Fig. 6 is a diagram showing the variation in total pitch when the mask substrate is misaligned, Fig. 7 is a cross-sectional view showing the markers on the mask substrate, and Fig. 8 is a plane showing the marker position on the mask substrate. Figure 9 is a backscattered electron profile at the marker, Figure 10 is a line diagram showing the relationship between the objective lens correction value and the deflection correction value, and Figure 11 is a diagram showing the mask substrate virtually divided into sub-regions.
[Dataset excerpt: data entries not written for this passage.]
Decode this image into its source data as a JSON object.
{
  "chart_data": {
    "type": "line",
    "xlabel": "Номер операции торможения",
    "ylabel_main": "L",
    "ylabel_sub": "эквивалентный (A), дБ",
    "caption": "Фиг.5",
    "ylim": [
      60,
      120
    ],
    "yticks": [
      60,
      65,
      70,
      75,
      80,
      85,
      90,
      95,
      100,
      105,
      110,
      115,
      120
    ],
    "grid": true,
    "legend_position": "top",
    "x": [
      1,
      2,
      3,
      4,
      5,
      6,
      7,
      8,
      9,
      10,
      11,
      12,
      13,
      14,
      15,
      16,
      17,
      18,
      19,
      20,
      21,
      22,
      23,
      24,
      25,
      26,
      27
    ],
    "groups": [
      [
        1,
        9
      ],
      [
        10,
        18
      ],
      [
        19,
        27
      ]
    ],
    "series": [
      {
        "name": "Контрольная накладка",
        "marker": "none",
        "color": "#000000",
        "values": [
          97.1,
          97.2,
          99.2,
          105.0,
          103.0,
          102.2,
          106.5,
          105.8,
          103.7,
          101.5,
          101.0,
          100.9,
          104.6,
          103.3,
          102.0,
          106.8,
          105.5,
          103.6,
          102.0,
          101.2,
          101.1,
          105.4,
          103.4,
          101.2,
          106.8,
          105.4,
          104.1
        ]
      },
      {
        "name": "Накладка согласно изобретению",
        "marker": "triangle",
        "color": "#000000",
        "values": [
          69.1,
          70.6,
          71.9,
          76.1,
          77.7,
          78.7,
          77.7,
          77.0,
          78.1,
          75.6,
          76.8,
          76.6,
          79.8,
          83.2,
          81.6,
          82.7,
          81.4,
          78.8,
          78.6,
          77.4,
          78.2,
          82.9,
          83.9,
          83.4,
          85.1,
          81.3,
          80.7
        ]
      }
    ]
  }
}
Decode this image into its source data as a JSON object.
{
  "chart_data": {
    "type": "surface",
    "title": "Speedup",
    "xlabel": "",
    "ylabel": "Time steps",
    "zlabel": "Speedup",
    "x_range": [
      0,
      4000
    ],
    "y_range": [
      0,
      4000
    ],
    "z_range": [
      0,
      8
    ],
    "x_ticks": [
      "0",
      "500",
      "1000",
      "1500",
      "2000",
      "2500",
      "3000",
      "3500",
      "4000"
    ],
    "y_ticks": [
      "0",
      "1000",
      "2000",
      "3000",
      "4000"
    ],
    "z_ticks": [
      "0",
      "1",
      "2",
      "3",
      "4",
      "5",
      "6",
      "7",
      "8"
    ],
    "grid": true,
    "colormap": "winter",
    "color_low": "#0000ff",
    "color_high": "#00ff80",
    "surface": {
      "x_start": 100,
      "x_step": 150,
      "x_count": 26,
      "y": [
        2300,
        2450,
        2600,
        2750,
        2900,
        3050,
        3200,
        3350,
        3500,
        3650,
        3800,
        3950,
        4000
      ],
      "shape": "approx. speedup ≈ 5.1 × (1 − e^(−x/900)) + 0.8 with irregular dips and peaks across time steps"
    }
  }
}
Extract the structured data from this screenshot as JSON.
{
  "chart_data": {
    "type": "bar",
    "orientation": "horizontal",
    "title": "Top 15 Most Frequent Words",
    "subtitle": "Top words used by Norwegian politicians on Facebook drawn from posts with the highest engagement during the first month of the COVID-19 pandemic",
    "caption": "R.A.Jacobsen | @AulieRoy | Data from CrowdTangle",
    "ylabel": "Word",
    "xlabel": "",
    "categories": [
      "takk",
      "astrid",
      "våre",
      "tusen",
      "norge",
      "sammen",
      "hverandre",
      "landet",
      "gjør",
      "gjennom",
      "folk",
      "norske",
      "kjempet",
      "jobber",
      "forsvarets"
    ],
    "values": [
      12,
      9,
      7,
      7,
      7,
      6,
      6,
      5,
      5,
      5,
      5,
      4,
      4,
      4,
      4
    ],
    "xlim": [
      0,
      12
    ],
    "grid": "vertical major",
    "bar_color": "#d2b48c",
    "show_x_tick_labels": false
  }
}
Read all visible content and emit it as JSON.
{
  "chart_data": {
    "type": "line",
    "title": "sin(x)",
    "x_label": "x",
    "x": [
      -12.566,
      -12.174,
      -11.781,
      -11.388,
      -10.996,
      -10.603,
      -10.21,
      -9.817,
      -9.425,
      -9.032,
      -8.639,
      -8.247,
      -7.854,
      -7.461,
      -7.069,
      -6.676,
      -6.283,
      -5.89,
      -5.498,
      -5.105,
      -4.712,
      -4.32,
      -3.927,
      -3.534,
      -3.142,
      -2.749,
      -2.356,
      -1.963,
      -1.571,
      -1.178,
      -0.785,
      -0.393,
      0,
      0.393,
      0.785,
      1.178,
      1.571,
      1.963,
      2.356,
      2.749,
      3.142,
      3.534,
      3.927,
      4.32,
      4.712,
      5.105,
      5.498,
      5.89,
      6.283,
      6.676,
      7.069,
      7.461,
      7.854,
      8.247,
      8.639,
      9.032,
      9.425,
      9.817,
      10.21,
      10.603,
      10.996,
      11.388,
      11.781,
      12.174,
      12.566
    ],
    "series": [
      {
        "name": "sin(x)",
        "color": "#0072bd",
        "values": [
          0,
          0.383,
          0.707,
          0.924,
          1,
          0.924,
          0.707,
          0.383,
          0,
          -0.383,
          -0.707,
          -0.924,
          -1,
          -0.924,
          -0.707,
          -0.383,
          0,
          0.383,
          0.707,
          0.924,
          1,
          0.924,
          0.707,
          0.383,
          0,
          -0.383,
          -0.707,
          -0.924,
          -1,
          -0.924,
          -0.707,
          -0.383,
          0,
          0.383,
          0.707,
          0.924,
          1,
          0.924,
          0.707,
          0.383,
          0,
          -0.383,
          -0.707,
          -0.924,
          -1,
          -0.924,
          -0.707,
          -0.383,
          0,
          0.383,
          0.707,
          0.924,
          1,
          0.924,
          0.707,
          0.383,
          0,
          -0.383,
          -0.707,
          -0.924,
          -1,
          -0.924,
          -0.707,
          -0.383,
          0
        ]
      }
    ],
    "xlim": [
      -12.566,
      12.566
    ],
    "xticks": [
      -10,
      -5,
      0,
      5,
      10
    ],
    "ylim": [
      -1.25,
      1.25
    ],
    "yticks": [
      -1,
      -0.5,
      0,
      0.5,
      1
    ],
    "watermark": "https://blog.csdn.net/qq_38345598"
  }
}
The plan view and FIG. 12 are block diagrams showing the control system for carrying out the method of the present invention. 22... Deflection electrode, 23... Signal detector, 24...
・CPU, 25...Detection signal processor, 26...Objective lens controller, 27...Objective lens system DAC, 28...
... Deflection electrode controller, 29... Deflection system DAC, 30.
...Rate multiplier, 31...Synchronization circuit, 26
a, 28a... arithmetic circuit, 26 b, 28 b
counter, 26c. 28c...Latch.

Claims (1)

[Claims] An electron beam is passed through an objective lens, deflected by a deflection electrode, and irradiated onto a substrate. In order to draw a pattern on the substrate surface, an electron beam is passed through an objective lens, deflected by a deflection electrode, and irradiated onto a marker provided two-dimensionally at at least three locations on the substrate surface. The output value of the objective lens is measured when the electron beam is line-scanned and focused at each marker, and based on this output value, the output value of the objective lens is determined in subdivided areas where the substrate is virtually divided during 4-turn writing. The method is characterized in that a correction value for the output is determined, and from these correction values, a correction value for the output of the deflection electrode in each subdivision region corresponding thereto is determined, and the objective lens output and the deflection electrode output are corrected and the electron beam is irradiated. Electron beam pattern drawing method.